Courtesy of

Courtesy of

“The thing about Fox News,” said John Cleese as he sat onstage at the Granada Theater, “is that when you bring up ‘quality programming,’ they have to go find a dictionary.” The packed theater laughed at the jibe, and Cleese himself smiled back, happy that he was still succeeding in what he has enjoyed doing since his childhood: making people laugh.

People of all kinds piled into the Granada to see John Cleese. Most of them were older, and most likely fans of the British comedian since he first became popular in America in the seventies. In addition, younger fans like myself sprinkled sparsely amongst the crowd, and I spotted UCSB Film and Media Studies Professor Joe Palladino. Ironically, I did not see Python-enthusiast (and Englishman) Professor Daryl Cooper. According to a fellow UCSB student with whom I befriended during the show, she had never seen the Granada so packed before. And honestly, I wasn’t surprised. This was as close as it got to meeting a god.

Cleese’s longtime friend and collaborator Terry Hughes, director of “3rd Rock from the Sun” and “Monty Python Live at the Hollywood Bowl,” was introduced first. Afterwards, the host chatted about Cleese and his many accomplishments, at which point a hand poked out from offstage to wave dismissively at him, to the crowd’s delight. The introductions ended, and he was on-stage. The crowd applauded as loud as they could as the towering Cleese appeared with Hughes.

Throughout the event, Cleese provided enough humor to make the price of admission seem inconsequential. At one point, he made some extremely amusing analyses on his fellow Pythons (he joked about Terry Jones’s obtuseness and Terry Gilliam’s inability to tell a straightforward story), read a Python-like sketch with Hughes and answered questions from the crowd (I barely missed the chance to ask him if I look like Rowan Atkinson, as many have told me over the past several years). Cleese was able to keep the crowd laughing throughout the entire event with witticisms, risible anecdotes and a few zingers directed at Rupert Murdoch, English tabloid The Daily Mail and Fox News.

On his autobiography, Cleese called writing it “the most enjoyable thing I’ve done in 10 years.” He told the crowd stories about the road to its publication, such as having been inspired by Michael Caine (Alfred from the “Dark Knight” trilogy) to write it and how he initially turned down the project because he was offered a paltry 3,000 dollars for doing so (his next agent was able to get him more).

Apparently post-publication, Cleese’s mortal enemy, The Daily Mail published a negative review written by a “professor” who called the autobiography “self-centered.” Cleese told the crowd that his daughter had, upon reading the review, laughed and said, “For your next volume, you should write an autobiography about someone else.” And a quick Google search revealed the author of the review was indeed a professor.
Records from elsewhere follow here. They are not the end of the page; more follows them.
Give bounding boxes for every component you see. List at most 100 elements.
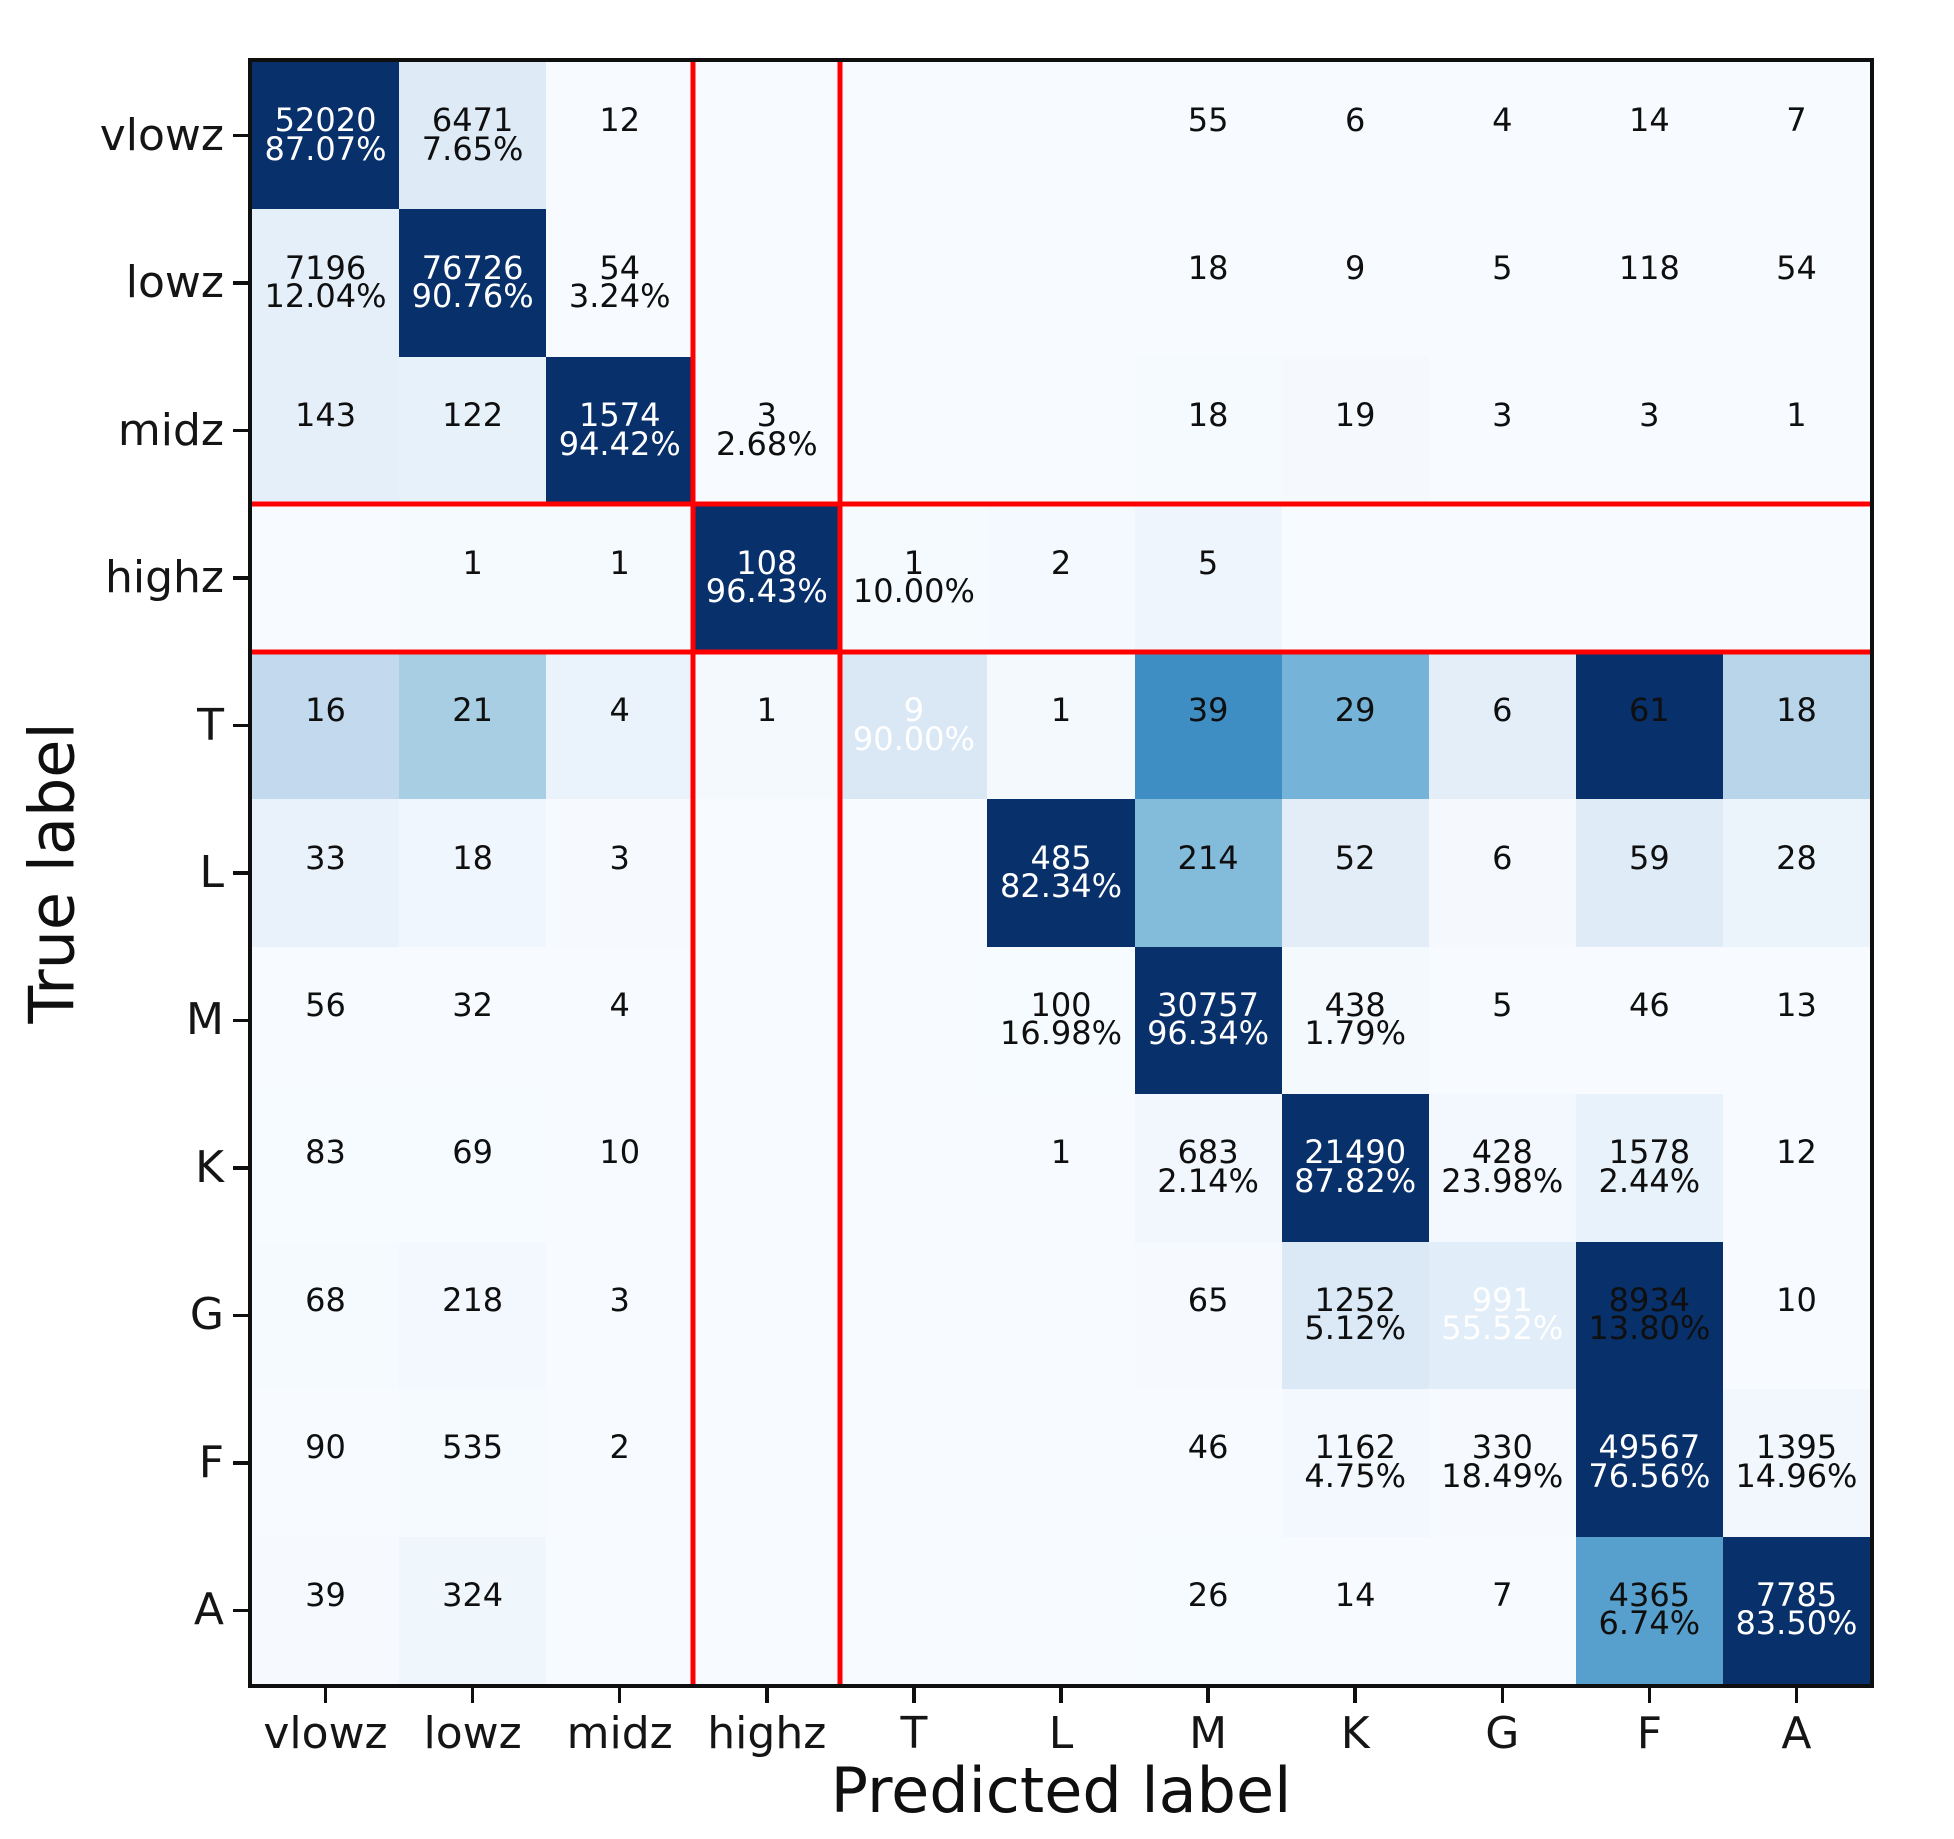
cell-count: 90 [305,1428,346,1467]
x-tick-label: F [1636,1708,1663,1759]
cell-count: 9 [1344,248,1366,287]
cell-count: 1 [1050,691,1072,730]
cell-count: 8934 [1608,1280,1691,1319]
heatmap-cell: 49567 76.56% [1575,1389,1723,1537]
heatmap-cell: 46 [1575,946,1723,1095]
cell-count: 3 [609,838,630,877]
cell-count: 1574 [578,396,661,435]
heatmap-cell: 14 [1575,62,1723,210]
heatmap-cell: 12 [546,62,694,210]
heatmap-cell: 3 2.68% [693,356,841,505]
heatmap-cell [693,1389,841,1537]
heatmap-cell: 1 [987,1094,1135,1242]
cell-count: 19 [1334,396,1376,435]
cell-count: 100 [1030,985,1092,1024]
cell-percent: 90.76% [411,277,534,316]
cell-count: 3 [609,1280,630,1319]
cell-count: 1252 [1314,1280,1396,1319]
heatmap-cell: 6 [1428,799,1576,947]
cell-count: 6 [1492,838,1513,877]
cell-count: 26 [1187,1575,1229,1614]
cell-count: 5 [1492,985,1513,1024]
heatmap-cell: 32 [399,946,547,1095]
heatmap-cell: 52 [1281,799,1429,947]
cell-count: 7 [1492,1575,1513,1614]
cell-count: 1578 [1608,1133,1691,1172]
heatmap-cell: 4 [1428,62,1576,210]
x-tick-label: midz [566,1708,673,1759]
cell-count: 991 [1471,1280,1533,1319]
heatmap-cell: 1 10.00% [840,504,988,652]
heatmap-cell: 100 16.98% [987,946,1135,1095]
cell-count: 2 [609,1428,630,1467]
heatmap-cell: 3 [1575,356,1723,505]
heatmap-cell: 18 [1134,209,1282,357]
heatmap-cell: 16 [252,651,400,800]
heatmap-cell: 3 [546,1241,694,1390]
heatmap-cell: 18 [1722,651,1870,800]
cell-count: 18 [1187,396,1229,435]
heatmap-cell: 39 [252,1536,400,1684]
x-tick-label: G [1485,1708,1520,1759]
cell-count: 214 [1177,838,1239,877]
heatmap-cell: 28 [1722,799,1870,947]
cell-count: 1 [609,543,630,582]
x-tick-mark [1059,1688,1063,1703]
cell-count: 76726 [421,248,524,287]
heatmap-cell: 13 [1722,946,1870,1095]
heatmap-cell [1281,504,1429,652]
cell-count: 218 [442,1280,504,1319]
cell-count: 39 [1187,691,1229,730]
heatmap-cell [840,1241,988,1390]
heatmap-cell [840,1389,988,1537]
cell-count: 143 [295,396,357,435]
heatmap-cell: 7 [1722,62,1870,210]
heatmap-cell: 30757 96.34% [1134,946,1282,1095]
cell-count: 16 [305,691,346,730]
heatmap-cell [987,1536,1135,1684]
cell-count: 39 [305,1575,346,1614]
heatmap-cell: 10 [546,1094,694,1242]
cell-count: 108 [736,543,798,582]
heatmap-cell: 1 [693,651,841,800]
cell-count: 14 [1334,1575,1376,1614]
y-tick-label: L [199,847,224,898]
heatmap-cell: 1 [399,504,547,652]
cell-count: 683 [1177,1133,1239,1172]
cell-count: 21490 [1304,1133,1407,1172]
cell-count: 10 [1776,1280,1817,1319]
heatmap-cell [693,62,841,210]
heatmap-plot-area: 52020 87.07% 6471 7.65% 12 55 6 4 14 7 7196 12.04% 7… [248,58,1874,1688]
y-tick-label: T [197,699,224,751]
heatmap-cell: 9 90.00% [840,651,988,800]
heatmap-cell: 108 96.43% [693,504,841,652]
heatmap-cell: 46 [1134,1389,1282,1537]
cell-count: 1 [462,543,483,582]
y-tick-mark [233,871,248,875]
heatmap-cell: 6 [1428,651,1576,800]
cell-count: 18 [1776,691,1817,730]
highlight-row-line [252,501,1870,507]
heatmap-cell: 1574 94.42% [546,356,694,505]
heatmap-cell: 56 [252,946,400,1095]
cell-count: 46 [1187,1428,1229,1467]
heatmap-cell: 39 [1134,651,1282,800]
cell-percent: 4.75% [1304,1456,1406,1495]
heatmap-cell: 61 [1575,651,1723,800]
heatmap-cell [252,504,400,652]
heatmap-cell: 7 [1428,1536,1576,1684]
cell-percent: 96.34% [1147,1014,1270,1053]
cell-count: 52 [1334,838,1376,877]
heatmap-cell [1428,504,1576,652]
cell-count: 7785 [1755,1575,1838,1614]
y-tick-mark [233,576,248,580]
heatmap-cell [987,209,1135,357]
heatmap-cell [693,1094,841,1242]
cell-count: 29 [1334,691,1376,730]
cell-count: 324 [442,1575,504,1614]
cell-percent: 94.42% [558,424,681,463]
heatmap-cell [693,1536,841,1684]
heatmap-cell: 4365 6.74% [1575,1536,1723,1684]
heatmap-cell: 59 [1575,799,1723,947]
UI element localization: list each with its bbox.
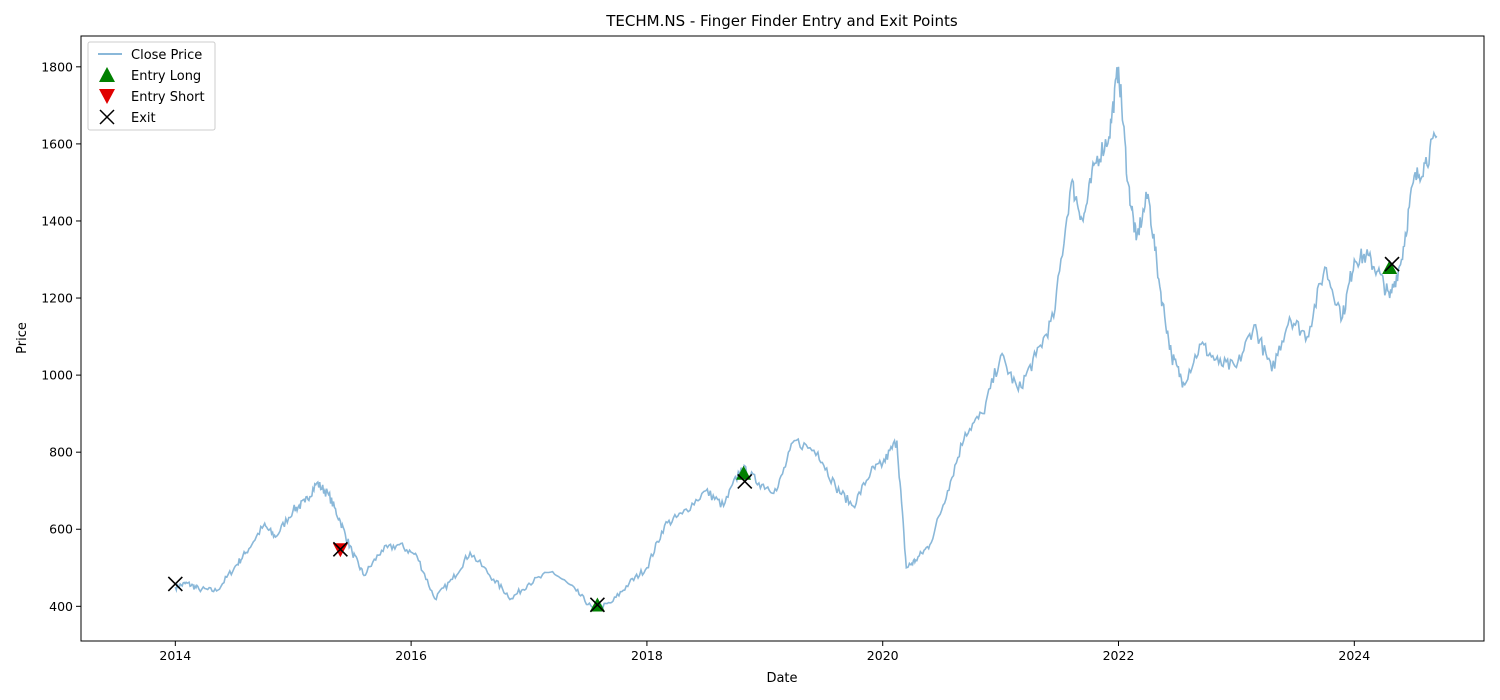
y-tick-label: 600 (49, 522, 73, 537)
exit-marker (1384, 256, 1400, 272)
chart-title: TECHM.NS - Finger Finder Entry and Exit … (605, 12, 958, 30)
x-tick-label: 2022 (1103, 648, 1135, 663)
x-tick-label: 2018 (631, 648, 663, 663)
legend-exit-swatch (99, 109, 115, 125)
y-tick-label: 400 (49, 599, 73, 614)
y-tick-label: 1200 (41, 291, 73, 306)
legend-entry-long-label: Entry Long (131, 69, 201, 84)
exit-marker (167, 576, 183, 592)
legend: Close Price Entry Long Entry Short Exit (87, 41, 216, 131)
exit-marker (589, 597, 605, 613)
y-axis-label: Price (15, 322, 30, 354)
legend-box (87, 41, 216, 131)
x-tick-label: 2024 (1338, 648, 1370, 663)
x-tick-label: 2020 (867, 648, 899, 663)
legend-entry-long-swatch (99, 67, 115, 82)
legend-entry-short-swatch (99, 89, 115, 104)
x-axis-label: Date (766, 671, 797, 686)
y-tick-label: 1400 (41, 213, 73, 228)
legend-exit-label: Exit (131, 111, 156, 126)
x-tick-label: 2016 (395, 648, 427, 663)
y-tick-label: 800 (49, 445, 73, 460)
plot-area (80, 35, 1485, 642)
y-tick-label: 1000 (41, 368, 73, 383)
legend-close-label: Close Price (131, 48, 202, 63)
legend-entry-short-label: Entry Short (131, 90, 205, 105)
close-price-line (174, 66, 1438, 613)
x-tick-label: 2014 (159, 648, 191, 663)
exit-marker (737, 473, 753, 490)
y-tick-label: 1800 (41, 59, 73, 74)
exit-marker (332, 541, 348, 557)
y-tick-label: 1600 (41, 136, 73, 151)
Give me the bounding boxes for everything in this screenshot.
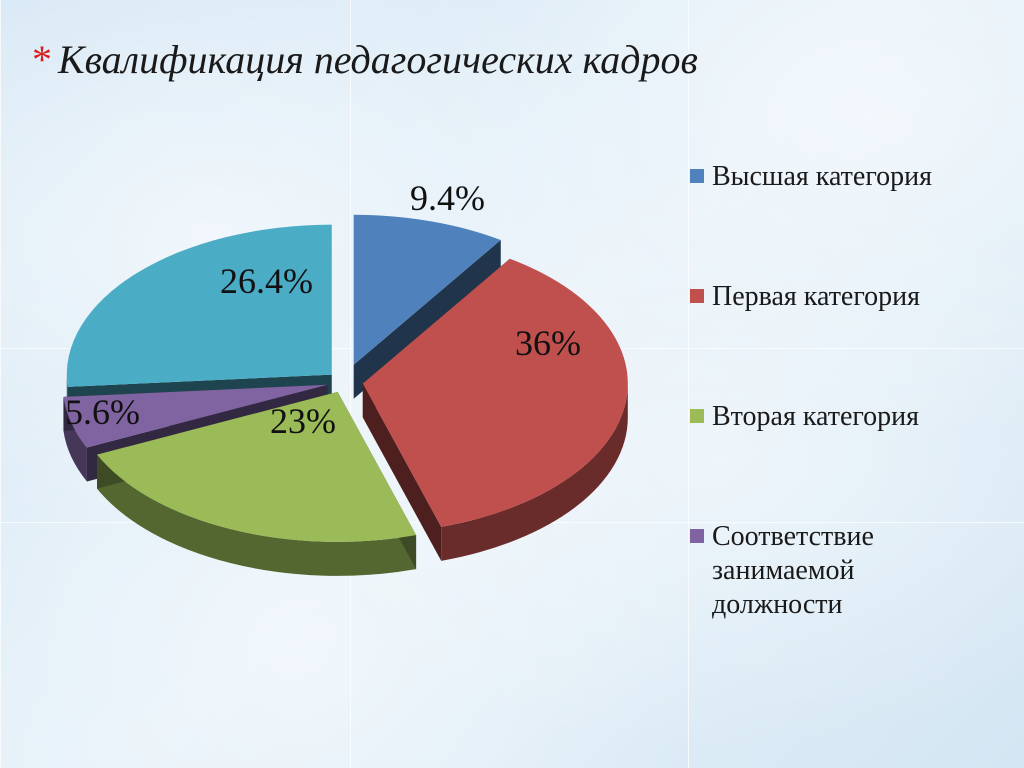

Of criminology.

In a mildly disappointing turn, Cleese recited passages from his book (both from memory and by reading), leaving a little less for those who had actually read the book beforehand. However, he was able to still utilize his precise comedic timing to make the material seem fresh all over again.

He recounted his formative years in Weston-super-Mare, a town he claimed to be so insignificant that during its bombing in World War II, not only was the German economy hurt by wasting their bombs on the town, but it gave the residents a sense of importance they otherwise wouldn’t have felt.  He described his mother in a somewhat negative light. Although he described her as at least caring in his autobiography, he did not hide the fact that she was cranky, easily set-off and relentlessly paranoid that everything barring chairs and bread had the potential to kill her.

Cleese also talked about his early years in television.  He mentioned working with comic giants Peter Sellers and Marty Feldman, as well as his tenure on The Frost Report, a sketch-driven show that somewhat served as a prelude to Monty Python. The high point of the evening was probably when Cleese and Hughes read a sketch from “At Last the 1948 Show” (another show Cleese created), in which a man proves that anything can be easily recalled, as long as the thing that’s trying to be remembered in the first place is associated with a nude woman.  The crowd loved listening to it just as much as Cleese loved reading it, as he continued his confessed greatest joy: making people laugh.